Mark Collie‘s new album Alive At Brushy Mountain State Penitentiary was inspired by the singer and actor’s visits to Brushy Mountain State Penitentiary, which also inspired a documentary.

Mark Collie On ‘The Mountain’

Collie recorded his live album at Brushy Mountain in Morgan County, Tennessee, 15 years ago, back in October 2001. The visit proved to be deeply affecting, with Collie witnessing the tragic goings on within what was once one of America’s largest maximum security prisons.

“There were a lot of young kids in there and some guys in there who doped, either dealing it or doing it. But, there were some guys in there who were mean,” Collie told uInterview in an exclusive interview. “We have to look into these dark places and try to shine some light, and we have to listen better and we probably have to teach better if we’re truly here to try to rehabilitate.”

In addition to doing his live album at Brushy Mountain, Collie wanted to make a documentary in which the inmates were shown actively making music with him. Some inmates were more into the concept than others.

“I tried to make sure that everybody was at ease, so they would talk. A lot of times I would share with inmates and they didn’t wanna be on camera and that was fine,” Collie explained. “Not everybody was glad to see me. Not everybody was willing to just take it for what it was, which was basically let’s sit down and share some music, stories and songs.”

Collie’s Brushy Mountain documentary ended up taking him 15 years to finish, but the entertainer believes that it was worth the wait. Music, according to Collie, offers a sense of freedom.

“Music for me as a kid could take me places. One thing about it is: everybody in their spirit has a song. You can’t keep that in a cage, you can’t chain that up,” Collie told uInterview. “The spirit of songs is freedom and I just felt like I was supposed to do this and it started out humbly, then it got big, then it got bigger and bigger.”

Alive At Brushy Mountain drops on Oct. 14; the documentary airs on Oct. 16.


Q: What was it like visiting Brushy Mountain State Penitentiary? -

There were a lot of young kids in there and some guys in there who doped, either dealing it or doing it. But, there were some guys in there who were mean; some awful, mean and ugly things. It’s hard to challenge yourself to have understanding and compassion for that. We have to look into these dark places and try to shine some light, and we have to listen better and we probably have to teach better if we’re truly here to try to rehabilitate.

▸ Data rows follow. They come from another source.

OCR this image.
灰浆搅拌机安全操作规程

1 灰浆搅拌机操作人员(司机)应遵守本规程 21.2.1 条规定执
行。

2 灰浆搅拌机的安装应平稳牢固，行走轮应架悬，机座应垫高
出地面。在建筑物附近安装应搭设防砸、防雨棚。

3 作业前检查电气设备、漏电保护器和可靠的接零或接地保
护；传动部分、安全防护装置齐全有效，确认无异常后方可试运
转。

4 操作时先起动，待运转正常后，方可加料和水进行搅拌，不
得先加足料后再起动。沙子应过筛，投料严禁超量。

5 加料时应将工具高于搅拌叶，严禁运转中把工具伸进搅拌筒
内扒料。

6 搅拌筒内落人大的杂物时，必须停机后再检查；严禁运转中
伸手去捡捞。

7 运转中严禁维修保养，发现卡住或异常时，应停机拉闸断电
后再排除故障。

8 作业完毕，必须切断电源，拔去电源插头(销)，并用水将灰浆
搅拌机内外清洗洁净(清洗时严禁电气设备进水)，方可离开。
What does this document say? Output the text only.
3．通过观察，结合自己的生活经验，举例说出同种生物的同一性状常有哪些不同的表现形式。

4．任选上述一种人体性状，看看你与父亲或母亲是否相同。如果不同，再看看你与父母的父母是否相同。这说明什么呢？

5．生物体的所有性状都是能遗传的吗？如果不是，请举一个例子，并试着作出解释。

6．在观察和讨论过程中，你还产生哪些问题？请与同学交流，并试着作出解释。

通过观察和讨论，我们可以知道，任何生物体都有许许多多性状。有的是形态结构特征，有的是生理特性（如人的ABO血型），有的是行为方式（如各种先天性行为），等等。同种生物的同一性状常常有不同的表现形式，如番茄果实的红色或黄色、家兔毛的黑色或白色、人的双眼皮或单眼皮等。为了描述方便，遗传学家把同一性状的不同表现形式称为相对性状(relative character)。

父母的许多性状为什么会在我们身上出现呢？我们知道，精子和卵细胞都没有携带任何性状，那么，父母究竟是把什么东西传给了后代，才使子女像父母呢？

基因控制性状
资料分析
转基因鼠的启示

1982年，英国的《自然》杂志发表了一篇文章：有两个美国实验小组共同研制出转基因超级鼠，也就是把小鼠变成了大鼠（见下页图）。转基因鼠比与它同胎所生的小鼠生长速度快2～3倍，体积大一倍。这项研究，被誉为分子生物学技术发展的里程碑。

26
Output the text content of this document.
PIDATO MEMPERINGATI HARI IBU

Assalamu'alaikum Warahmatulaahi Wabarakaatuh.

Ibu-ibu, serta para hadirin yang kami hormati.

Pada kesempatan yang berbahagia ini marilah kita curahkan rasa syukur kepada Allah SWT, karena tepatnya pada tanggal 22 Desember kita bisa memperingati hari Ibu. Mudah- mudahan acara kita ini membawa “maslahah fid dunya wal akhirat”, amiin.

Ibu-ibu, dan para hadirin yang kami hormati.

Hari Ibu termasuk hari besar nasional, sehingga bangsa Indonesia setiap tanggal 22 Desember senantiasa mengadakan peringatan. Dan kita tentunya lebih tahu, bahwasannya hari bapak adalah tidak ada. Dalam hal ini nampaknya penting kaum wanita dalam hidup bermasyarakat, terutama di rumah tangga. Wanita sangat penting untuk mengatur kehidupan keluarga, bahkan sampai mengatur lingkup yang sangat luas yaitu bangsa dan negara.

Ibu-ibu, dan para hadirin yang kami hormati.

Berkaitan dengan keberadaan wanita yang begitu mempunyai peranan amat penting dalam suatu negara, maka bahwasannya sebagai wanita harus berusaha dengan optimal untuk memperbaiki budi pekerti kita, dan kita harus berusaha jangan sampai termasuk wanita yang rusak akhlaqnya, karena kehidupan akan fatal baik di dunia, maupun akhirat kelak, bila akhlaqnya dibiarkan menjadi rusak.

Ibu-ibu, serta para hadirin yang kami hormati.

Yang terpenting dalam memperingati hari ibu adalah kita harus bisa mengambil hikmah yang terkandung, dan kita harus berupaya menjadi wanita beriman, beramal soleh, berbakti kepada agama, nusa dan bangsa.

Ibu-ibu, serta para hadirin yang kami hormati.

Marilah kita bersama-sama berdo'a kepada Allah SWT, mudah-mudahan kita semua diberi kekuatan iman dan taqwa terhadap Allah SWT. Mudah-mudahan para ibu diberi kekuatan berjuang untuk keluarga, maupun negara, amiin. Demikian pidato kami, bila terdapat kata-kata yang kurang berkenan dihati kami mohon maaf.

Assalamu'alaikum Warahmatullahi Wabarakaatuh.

Q: Why did you film ‘The Mountain,’ a doc about your visits? -

Music for me as a kid could take me places. One thing about it is: everybody in their spirit has a song. You can’t keep that in a cage, you can’t chain that up. The spirit of songs is freedom and I just felt like I was supposed to do this and it started out humbly, then it got big, then it got bigger and bigger.

Q: Why did the film take 15 years to make? -

When we began the record with Tony Brown and MCA and Bruce Hinton, people who got involved and helped me make this vision happen, it was rather ambitious to try to make a documentary film, a live record, and record a live concert on a record and video budget. But, I was gonna do it. We began to get it done, but it took a while to put all those pieces together and the politics of the music business changed. The record went into limbo, sort of went on the shelves. The whole project did and it took a while to get it back. Couple of years actually. By the time I was able to get the record, and get it mastered and get the footage back from the documentary, we learned that the footage had been underwater during the Nashville flood for two weeks. We finally got it all put back together, as much as we could...and then Tammy and I, my wife, were talking and there were so many of the folks that were trying to help us, we realized that it was a different movie now. It didn’t end when it ended. It was a different journey, so we decided to go find as many of the principle inmates who shared their testimonies and stories with us.

Q: Did you ever feel in danger while at the prison? -

I tried to make sure that everybody was at ease, so they would talk. A lot of times I would share with inmates and they didn’t wanna be on camera and that was fine. I just really felt like if you have somebody who goes, ‘Write your thoughts,’ or, ‘Sing what you’re feeling,’ that’s a whole lot different than any other way of communicating; it changes things. It’s a whole different relationship. But, there was times when they would say, ‘Watch out for this guy,’ not everybody was glad to see me. Not everybody was willing to just take it for what it was, which was basically let’s sit down and share some music, stories and songs.

Q: Do you think you helped the inmates? -

There are a few guys who’ve gotten out, but a lot of them have reached out and said thank you. That makes me feel like the music mattered.